All seemed well, and Kate again began to plan for the future, enrolling in two subjects as a distance education student for 1st Semester 2010. For her 22nd birthday, all she wanted was an “ordinary day” – the first birthday for some years that had not been spent in or near hospitals recovering from or about to undergo surgery. Around this time, she started to develop slight headaches, but these were put down to getting back into studying. Over the next few weeks, the headaches increased in intensity and frequency.

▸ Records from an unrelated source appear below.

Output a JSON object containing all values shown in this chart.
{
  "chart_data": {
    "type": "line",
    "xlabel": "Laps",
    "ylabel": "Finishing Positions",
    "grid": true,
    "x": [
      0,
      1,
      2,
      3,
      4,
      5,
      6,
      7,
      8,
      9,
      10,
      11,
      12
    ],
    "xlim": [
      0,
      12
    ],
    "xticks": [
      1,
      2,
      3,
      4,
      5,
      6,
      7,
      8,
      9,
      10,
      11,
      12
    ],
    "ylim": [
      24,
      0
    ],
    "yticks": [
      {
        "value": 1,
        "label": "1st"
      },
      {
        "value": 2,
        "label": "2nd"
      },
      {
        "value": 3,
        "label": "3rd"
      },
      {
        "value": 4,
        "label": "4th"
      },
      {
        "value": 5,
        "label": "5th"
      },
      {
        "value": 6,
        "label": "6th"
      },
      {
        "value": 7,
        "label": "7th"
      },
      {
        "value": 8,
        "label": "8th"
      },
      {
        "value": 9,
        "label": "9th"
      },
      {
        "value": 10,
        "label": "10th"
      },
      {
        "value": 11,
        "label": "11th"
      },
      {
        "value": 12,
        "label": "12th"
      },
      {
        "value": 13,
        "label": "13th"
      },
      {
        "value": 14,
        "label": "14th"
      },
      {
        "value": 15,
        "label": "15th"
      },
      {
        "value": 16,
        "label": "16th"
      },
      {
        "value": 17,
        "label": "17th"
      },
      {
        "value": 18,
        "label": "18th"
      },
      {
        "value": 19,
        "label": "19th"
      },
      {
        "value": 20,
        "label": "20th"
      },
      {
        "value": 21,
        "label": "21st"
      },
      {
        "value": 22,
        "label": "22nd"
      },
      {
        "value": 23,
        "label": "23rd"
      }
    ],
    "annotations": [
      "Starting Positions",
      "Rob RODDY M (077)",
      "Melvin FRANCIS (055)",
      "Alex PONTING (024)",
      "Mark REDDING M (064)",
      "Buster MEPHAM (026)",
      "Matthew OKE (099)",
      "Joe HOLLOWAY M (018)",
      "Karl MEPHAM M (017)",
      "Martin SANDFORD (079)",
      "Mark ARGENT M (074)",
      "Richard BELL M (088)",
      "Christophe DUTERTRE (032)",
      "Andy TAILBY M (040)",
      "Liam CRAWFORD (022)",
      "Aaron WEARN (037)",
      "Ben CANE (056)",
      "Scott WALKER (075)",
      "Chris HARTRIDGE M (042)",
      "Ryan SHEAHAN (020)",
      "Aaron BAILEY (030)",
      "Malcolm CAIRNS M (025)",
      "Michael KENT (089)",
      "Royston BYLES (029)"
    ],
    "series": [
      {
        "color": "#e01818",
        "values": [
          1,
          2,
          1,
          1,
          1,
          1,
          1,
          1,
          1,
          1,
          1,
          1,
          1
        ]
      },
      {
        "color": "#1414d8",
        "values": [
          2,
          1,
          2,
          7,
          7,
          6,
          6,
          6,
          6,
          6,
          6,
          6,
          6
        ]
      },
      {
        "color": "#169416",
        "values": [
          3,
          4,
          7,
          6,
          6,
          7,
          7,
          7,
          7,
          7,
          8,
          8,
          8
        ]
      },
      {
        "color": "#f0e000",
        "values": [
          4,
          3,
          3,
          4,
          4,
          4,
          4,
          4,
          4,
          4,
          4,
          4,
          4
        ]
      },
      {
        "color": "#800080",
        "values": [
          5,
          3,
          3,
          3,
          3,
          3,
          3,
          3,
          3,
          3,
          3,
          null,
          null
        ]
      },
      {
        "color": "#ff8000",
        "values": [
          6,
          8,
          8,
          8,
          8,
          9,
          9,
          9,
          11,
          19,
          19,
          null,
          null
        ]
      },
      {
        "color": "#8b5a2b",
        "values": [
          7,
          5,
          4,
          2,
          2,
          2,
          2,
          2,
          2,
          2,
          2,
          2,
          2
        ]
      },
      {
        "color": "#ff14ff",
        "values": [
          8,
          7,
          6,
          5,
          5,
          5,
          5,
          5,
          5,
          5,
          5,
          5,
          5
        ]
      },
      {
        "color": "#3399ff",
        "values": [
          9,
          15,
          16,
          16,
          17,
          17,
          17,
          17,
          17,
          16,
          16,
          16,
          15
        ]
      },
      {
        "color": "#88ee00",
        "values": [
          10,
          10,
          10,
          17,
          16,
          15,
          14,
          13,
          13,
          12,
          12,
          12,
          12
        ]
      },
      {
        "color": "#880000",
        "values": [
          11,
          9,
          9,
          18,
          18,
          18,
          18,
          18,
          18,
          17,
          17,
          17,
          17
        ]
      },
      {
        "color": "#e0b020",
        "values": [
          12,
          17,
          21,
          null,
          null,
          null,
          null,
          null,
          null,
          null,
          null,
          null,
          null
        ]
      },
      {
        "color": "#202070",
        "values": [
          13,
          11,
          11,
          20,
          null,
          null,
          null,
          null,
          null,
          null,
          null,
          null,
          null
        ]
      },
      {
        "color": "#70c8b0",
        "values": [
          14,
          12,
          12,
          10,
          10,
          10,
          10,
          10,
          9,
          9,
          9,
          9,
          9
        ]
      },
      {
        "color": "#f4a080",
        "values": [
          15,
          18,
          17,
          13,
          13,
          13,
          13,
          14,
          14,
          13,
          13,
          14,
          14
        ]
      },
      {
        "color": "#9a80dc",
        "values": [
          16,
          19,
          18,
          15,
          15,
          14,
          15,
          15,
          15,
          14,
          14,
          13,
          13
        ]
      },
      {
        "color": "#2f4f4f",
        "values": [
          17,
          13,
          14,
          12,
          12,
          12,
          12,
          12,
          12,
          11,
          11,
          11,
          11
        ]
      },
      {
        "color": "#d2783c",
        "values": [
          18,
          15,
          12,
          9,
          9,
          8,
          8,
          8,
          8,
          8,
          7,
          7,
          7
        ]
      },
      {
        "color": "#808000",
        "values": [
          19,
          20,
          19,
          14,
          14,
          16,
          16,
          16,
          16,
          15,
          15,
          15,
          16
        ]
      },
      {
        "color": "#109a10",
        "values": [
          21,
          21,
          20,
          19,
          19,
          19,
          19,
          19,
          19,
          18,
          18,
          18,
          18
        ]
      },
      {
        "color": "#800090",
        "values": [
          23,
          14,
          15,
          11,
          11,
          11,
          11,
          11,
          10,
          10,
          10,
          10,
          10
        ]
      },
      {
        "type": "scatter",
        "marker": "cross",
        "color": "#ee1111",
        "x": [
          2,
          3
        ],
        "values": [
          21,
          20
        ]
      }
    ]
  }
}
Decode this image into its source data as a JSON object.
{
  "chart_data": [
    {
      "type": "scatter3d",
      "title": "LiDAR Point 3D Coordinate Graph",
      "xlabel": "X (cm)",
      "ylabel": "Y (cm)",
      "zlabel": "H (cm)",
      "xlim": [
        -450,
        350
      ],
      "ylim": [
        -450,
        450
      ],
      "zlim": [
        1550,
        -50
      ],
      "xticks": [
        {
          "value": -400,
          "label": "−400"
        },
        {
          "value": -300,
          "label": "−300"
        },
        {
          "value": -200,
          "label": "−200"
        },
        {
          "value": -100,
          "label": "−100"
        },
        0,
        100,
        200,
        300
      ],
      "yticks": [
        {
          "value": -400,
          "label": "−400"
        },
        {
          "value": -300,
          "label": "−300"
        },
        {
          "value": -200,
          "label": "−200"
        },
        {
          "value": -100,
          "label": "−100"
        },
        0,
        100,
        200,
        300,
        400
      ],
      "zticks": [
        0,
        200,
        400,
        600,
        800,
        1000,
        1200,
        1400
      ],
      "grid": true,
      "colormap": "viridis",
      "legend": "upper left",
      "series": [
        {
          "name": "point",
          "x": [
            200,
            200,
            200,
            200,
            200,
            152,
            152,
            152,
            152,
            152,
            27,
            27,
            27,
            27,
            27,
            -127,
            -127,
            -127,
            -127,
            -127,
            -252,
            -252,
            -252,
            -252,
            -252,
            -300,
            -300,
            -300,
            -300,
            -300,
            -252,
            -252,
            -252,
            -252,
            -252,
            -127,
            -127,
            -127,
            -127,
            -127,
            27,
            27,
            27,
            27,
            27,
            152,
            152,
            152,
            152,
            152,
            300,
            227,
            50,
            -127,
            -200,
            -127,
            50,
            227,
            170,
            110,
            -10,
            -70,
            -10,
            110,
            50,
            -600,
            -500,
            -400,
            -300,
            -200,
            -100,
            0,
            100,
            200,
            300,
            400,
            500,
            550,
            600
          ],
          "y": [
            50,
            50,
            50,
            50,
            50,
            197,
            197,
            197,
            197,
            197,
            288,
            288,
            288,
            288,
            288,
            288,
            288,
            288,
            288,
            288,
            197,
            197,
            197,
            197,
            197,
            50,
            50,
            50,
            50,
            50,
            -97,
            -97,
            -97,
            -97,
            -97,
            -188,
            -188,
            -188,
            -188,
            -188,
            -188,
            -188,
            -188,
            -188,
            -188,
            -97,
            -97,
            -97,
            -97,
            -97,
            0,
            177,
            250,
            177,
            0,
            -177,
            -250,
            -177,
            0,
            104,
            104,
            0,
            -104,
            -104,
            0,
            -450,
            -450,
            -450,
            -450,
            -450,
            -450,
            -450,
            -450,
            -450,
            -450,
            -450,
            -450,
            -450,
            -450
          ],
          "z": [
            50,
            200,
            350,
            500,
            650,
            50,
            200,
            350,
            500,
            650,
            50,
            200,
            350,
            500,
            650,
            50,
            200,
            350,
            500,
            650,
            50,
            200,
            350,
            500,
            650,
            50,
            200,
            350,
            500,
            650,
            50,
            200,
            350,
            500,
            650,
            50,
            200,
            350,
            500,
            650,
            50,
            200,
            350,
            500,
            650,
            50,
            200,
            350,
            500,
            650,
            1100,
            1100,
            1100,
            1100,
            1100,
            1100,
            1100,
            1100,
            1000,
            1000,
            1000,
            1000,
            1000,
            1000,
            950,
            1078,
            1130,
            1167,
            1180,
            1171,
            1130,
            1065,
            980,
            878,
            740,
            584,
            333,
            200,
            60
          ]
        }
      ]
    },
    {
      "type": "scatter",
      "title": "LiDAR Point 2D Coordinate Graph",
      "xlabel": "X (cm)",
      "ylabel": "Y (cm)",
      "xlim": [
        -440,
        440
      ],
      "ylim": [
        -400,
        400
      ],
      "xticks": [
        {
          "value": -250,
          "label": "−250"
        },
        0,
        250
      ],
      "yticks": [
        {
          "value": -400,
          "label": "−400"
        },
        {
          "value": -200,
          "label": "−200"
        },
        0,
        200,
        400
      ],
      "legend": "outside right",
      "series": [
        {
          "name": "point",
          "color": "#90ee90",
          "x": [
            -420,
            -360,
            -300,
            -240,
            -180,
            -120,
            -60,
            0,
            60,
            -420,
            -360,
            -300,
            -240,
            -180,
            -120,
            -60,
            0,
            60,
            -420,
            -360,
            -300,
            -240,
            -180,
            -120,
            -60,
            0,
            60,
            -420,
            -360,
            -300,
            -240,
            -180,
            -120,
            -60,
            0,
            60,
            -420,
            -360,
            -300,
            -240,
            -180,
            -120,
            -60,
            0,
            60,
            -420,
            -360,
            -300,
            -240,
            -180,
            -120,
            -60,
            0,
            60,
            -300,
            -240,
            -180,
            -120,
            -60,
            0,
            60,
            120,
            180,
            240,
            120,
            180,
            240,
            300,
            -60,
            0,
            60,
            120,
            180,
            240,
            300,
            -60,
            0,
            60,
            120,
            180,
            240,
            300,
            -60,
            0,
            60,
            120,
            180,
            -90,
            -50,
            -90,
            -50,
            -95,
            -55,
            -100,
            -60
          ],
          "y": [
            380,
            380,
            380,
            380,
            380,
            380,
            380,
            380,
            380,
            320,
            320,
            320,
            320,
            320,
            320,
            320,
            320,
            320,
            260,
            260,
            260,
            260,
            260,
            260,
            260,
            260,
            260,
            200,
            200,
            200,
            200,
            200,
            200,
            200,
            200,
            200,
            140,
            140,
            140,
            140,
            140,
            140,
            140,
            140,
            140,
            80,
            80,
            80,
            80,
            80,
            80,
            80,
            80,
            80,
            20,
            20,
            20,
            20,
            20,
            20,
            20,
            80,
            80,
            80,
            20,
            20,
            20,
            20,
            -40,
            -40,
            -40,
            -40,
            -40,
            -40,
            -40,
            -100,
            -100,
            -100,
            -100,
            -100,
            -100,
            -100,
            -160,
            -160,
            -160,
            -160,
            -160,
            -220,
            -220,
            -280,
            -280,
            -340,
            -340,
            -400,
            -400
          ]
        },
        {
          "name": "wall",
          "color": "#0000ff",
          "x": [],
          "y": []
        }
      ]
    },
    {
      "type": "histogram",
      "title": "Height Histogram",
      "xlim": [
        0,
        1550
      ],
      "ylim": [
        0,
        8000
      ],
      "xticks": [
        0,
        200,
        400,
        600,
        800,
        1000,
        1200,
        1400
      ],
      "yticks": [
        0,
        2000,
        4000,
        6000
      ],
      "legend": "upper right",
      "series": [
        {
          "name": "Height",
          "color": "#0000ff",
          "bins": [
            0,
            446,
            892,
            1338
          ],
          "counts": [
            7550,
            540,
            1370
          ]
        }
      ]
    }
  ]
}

On 4 March 2010, as Kate was returning home to Uralla after a check-up, she was in such pain that she had to get off the train at Hornsby and was taken to hospital. An MRI and other tests on Friday confirmed her worst fears: the melanoma had moved to the brain, with four largish lesions discovered. Even then, there was still hope that the lesions could be surgically removed and an appointment was made with a neurosurgeon for the following Thursday. In the meantime, Kate was told to remain in Sydney, close to Westmead Hospital.
On the Sunday, despite heavy-duty drugs, the headache intensified and Kate developed uncontrollable vomiting. She was admitted to Westmead’s High Dependency Unit on Monday, with things looking pretty grim. On Tuesday, after a reasonable morning, Kate’s condition worsened and that night she had a nasty bleed. On Wednesday, Jo called Dave and Jen down to Sydney to be with Kate. At this time, we were also advised that surgery would not be possible, but radiotherapy was an option.
Kate, Dave, Jen and Jo had a great day on Thursday just being together. Kate’s condition had improved, but this was only short-lived. On Friday, after being measured for the radiation treatment that was scheduled to start the following Monday, Kate’s condition again went downhill.
On Saturday morning at around 2.30am, Kate suffered a massive bleed and slipped into a coma.
Half an hour later, with Dave, Jen and Jo at her side, and Jeff Buckley’s rendition of “Satisfied Mind” playing on her iPod, Kate lost her life to the most insidious of cancers: bloody melanoma.